Ted Moore is a composer, improviser, intermedia artist, educator, and PhD candidate in Music Composition. His work focuses on fusing the sonic, visual, physical, and acoustic aspects of performance and sound, often through the integration of technology. Ted’s work has been described as “frankly unsafe” (icareifyoulisten.com), “an impressive achievement both artistically and technically” (VitaMN), and “epic” (Pioneer Press). Ted frequently performs solo on electronics using his laptop, modular synthesizer systems, resonant physical objects, lighting instruments, and video projection. As an improviser, Ted is one-half of Binary Canary, a woodwinds-laptop improvisation duo alongside saxophonist Kyle Hutchins.  tedmooremusic.com.

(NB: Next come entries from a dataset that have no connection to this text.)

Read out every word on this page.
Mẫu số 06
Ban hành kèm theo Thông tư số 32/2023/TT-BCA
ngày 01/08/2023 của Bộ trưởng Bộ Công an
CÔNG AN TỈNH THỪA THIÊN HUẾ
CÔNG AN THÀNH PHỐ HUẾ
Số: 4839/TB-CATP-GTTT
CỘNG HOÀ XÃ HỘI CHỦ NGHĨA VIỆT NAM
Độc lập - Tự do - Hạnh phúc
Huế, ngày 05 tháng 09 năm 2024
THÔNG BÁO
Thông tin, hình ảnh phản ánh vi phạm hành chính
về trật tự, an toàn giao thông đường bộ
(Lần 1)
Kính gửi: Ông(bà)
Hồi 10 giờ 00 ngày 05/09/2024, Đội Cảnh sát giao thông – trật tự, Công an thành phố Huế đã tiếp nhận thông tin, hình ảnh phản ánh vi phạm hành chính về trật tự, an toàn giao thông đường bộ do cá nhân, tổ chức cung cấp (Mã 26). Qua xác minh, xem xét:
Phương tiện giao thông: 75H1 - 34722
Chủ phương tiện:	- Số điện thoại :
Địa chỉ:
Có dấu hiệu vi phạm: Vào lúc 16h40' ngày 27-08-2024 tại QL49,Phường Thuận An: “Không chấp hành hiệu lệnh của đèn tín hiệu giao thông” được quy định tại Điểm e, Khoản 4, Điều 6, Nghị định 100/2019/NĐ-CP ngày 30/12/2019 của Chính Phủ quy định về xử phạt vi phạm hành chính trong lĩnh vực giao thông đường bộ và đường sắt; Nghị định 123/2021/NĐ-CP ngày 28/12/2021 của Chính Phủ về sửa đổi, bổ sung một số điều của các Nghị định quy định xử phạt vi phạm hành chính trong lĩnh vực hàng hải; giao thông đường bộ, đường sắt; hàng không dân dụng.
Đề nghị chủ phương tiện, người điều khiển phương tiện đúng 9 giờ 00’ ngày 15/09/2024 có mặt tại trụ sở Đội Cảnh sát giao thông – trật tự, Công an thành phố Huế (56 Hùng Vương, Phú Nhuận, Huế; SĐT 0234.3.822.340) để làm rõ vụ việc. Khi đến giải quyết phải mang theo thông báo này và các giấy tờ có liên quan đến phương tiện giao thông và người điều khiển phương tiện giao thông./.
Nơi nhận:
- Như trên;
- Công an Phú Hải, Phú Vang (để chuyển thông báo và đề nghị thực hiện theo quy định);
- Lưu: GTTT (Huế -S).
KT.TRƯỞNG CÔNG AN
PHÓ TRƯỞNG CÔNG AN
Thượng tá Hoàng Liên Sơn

Rossy Natale is PhD candidate in the Department of Organismal Biology and Anatomy. Her scientific research focuses on understanding the evolutionary history and potential impacts of climate change on shorebirds by synthesizing morphological data from museum collections with spatial data. More broadly, she is interested 1) how various sectors of the public view conservation and conservation policies and 2) how art-based outreach and education may promote public support of conservation efforts by facilitating connections with nature.


Kaden Stevens is pursuing a PhD at the Pritzker School for Molecular Engineering. Kaden works with polyelectrolyte complexes, where he synthesizes “template” polymers that can be efficiently converted to analogous polyanions and polycations to make systems that are ideal for elucidating structure-property relationships. He is using this approach to better understand the self-assembly of these autonomous materials, to allow for better materials design in the areas of drug delivery and tissue engineering. Outside of research, Kaden enjoys reading, playing music, and spending time with his family. Kaden is interested in the distribution of scientific information and how public interpretation can influence policymaking at all levels of government. He received his BS in Polymer Science with minors in Chemistry and History from The University of Southern Mississippi.